L’Etat a sans doute bien fait d’agir comme il l’a fait sur le prix de deux produits essentiels dans le couffin de la ménagère. Mais, ne peut-il pas faire plus en régulant au mieux et dans la durée le marché ? Car, la recette est connue.
L’Etat avait-il à fixer, comme il l’a fait le vendredi 2 septembre 2022, le prix et de la pomme de terre et des oignons ? La question peut paraître évidemment frustrante pour nombre de Tunisiens qui souffrent à n’en plus finir de la cherté de la vie. Et avec elle de pratiques souvent frauduleuses concernant l’écoulement de certains produits, dont les produits agricoles.
Certes, mais les choses auraient pu être toutes autres si le marché fonctionnait correctement. Il est vrai, à ce propos, que rien n’interdit à l’Etat, y compris dans les économies libérales, de réguler le marché et d’agir sur les prix. Tout récemment nous avons vu en France, un pays libéral, le ministre de l’économie, Bruno Lemaire, demander au secteur de la distribution de rogner ses marges. Une mesure pour lutter contre l’inflation (environ 9%).
Il n’y a pas que la spéculation
Reste que les choses peuvent ne pas en arriver là si, comme précisé plus haut, le marché fonctionnait, et dans la durée, autrement. Car, en Tunisie si les prix sont au niveau où ils sont ce n’est pas seulement dû au fait que le pays vit, avec la crise post-Covid et la guerre d’Ukraine, une inflation démesurée ou encore que la spéculation est bien installée. Mais ce sont bien d’autres facteurs qui sont en cause.
Deux d’entre eux sont, à ce niveau, essentiels. D’abord, un manque évident au stade de l’offre. En clair, dans une bonne partie du tissu économique, on ne produit pas assez. Il y a, et comparé au passé, comme le dit notre directeur Hédi Mechri, un décrochage. Du coup les prix flambent chaque fois qu’il n’y a pas d’équilibre entre une offre et une demande. Et l’Etat en est responsable, du moins en grande partie.
Des prêts bonifiés
N’est-il pas celui qui conçoit et régule la politique économique? Il a de ce fait les moyens d’agir. Interviewé dans le dernier numéro de l’Economiste Maghrébin (le n° 851, 31 août-14 septembre 2022), le patron de la Confédération des Entreprises Citoyennes de Tunisie (CONECT), Tarek Chérif, nous disait, à titre d’exemple, qu’il n’était pas possible pour un agriculteur de produire avec des taux d’intérêt bancaire de 11 ou de 12%.

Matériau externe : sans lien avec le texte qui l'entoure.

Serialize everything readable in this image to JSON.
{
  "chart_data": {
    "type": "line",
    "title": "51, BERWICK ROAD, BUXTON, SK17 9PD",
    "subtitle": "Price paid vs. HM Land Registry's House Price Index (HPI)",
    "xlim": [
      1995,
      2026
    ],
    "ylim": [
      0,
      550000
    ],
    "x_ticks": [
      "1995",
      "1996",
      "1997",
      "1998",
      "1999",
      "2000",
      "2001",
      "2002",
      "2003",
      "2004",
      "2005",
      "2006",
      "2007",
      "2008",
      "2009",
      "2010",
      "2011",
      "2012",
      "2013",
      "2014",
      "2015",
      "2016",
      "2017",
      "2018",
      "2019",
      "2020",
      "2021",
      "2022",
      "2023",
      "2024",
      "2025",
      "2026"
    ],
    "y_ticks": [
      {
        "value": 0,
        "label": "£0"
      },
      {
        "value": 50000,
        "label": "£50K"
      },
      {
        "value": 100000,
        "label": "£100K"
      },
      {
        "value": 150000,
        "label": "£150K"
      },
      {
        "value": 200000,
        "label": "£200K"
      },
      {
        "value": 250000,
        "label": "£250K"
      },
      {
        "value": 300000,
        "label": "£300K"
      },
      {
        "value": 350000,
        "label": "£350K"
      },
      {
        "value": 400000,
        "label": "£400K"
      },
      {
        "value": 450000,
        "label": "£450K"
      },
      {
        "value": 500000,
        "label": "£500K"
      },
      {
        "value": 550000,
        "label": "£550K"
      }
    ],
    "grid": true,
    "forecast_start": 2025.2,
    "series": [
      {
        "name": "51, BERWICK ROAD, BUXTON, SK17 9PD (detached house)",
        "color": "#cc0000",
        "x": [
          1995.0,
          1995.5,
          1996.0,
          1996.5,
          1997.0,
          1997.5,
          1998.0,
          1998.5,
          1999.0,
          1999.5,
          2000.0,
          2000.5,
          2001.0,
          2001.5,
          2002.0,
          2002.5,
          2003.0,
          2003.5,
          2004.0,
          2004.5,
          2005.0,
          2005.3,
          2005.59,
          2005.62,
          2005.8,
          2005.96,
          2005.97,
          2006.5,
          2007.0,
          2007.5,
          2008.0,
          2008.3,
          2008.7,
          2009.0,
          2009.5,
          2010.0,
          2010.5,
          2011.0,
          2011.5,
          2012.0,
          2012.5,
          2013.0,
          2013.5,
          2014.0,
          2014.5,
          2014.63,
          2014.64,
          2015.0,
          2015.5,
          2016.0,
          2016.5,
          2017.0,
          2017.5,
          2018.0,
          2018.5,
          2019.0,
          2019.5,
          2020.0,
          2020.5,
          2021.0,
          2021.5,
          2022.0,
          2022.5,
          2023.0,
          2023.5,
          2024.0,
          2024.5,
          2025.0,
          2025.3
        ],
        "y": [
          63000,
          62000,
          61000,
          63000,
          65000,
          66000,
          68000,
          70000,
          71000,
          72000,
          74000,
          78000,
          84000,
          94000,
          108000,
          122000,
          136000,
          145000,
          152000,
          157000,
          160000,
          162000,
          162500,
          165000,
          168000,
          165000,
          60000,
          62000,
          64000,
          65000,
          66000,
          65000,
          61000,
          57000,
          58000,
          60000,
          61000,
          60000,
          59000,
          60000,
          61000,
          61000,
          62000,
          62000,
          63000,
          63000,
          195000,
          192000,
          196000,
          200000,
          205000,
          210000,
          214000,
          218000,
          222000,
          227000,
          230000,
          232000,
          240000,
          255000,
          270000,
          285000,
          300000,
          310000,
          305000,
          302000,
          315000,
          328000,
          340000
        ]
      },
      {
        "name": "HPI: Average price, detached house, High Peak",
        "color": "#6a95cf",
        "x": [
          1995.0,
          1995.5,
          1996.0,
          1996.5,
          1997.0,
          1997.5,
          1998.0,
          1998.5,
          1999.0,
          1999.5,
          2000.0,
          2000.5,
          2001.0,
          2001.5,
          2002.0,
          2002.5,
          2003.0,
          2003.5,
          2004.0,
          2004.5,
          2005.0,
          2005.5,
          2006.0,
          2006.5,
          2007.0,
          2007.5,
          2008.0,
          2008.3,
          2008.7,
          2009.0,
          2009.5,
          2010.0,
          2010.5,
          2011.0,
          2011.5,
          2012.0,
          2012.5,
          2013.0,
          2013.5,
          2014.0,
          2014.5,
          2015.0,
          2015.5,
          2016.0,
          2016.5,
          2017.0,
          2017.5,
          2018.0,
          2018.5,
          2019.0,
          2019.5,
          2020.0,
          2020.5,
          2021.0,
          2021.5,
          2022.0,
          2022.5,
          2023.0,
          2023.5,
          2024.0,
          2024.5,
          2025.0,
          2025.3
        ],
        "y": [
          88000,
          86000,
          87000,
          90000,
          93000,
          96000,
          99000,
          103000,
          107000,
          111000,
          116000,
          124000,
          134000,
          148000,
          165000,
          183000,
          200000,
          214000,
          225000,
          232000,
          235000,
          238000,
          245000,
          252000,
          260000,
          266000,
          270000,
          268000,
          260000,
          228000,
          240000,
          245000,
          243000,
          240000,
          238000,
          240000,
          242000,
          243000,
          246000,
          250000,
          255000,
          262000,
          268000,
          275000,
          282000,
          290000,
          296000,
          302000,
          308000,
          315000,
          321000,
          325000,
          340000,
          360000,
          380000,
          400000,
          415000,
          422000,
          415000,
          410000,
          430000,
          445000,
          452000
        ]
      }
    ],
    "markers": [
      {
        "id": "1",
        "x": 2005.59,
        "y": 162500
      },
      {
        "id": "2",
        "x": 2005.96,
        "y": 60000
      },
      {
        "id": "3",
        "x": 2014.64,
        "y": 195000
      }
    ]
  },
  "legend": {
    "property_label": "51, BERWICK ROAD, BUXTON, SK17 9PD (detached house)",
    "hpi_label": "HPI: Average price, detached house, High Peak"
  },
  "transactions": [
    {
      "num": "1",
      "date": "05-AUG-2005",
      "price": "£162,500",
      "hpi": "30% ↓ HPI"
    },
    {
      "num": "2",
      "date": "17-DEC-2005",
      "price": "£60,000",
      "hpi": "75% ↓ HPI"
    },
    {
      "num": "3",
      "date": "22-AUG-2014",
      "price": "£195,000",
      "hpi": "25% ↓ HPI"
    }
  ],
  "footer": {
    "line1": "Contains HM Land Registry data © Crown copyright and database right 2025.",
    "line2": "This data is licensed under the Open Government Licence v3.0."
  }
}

L’Etat, qui fixe la politique économique, peut décider des prêts bonifiés en faveur des agriculteurs. Comme il peut décider d’autres avantages. Donc, les inciter à produire plus. Il est bien plus facile, à ce propos, de parler du grenier à blé de Rome, que de mettre en place les fondements d’une bonne politique agricole.
Deuxième facteur : les dysfonctionnements au niveau des circuits de distribution. Cela fait des années que de nombreux opérateurs en parlent. Mais, beaucoup n’a pas été encore fait afin que ces circuits soient fluides et transparents. Comme en répondant aux normes interminables de qualité. Ou quand il s’agit d’être, dans ce cas d’espèce, innovant, par exemple, en encouragent la vente en ligne, utilisée sous d’autres cieux dans le secteur des fruits et légumes frais.
Développement d’une industrie agro-alimentaire
Toujours à ce stade, les acteurs économiques peuvent être soutenus par les autorités publiques pour créer des structures comme les coopératives de service pour mieux assurer l’écoulement des produits agricoles. Ou encore encourager le développement d’une industrie agro-alimentaire, nous dit Tarek Chérif, corolaire indispensable de toute activité agricole. Et qui se doit de construire les routes dans les zones agricoles pour un meilleur écoulement des fruits et légumes? La réponse est connue et coule de source: l’Etat.
Certains peuvent se demander cependant comment l’Etat peut agir alors que les finances publiques sont dans la situation que tout le monde connaît? Et la réponse coule également de source. Un élément, entre autres, peut faire comprendre qu’il peut mettre en place des réformes qui paraissent coûteuses: est-on en train de tout faire, comme il se doit, pour avoir le plein des recettes fiscales? La question mérite d’être posée quand on sait qu’entre 30 et 50% du tissu économique est dans l’informel. Car, on l’oublie souvent qu’une réforme se doit d’être globale. Sans oublier évidemment les moyens que peut offrir la coopération internationale.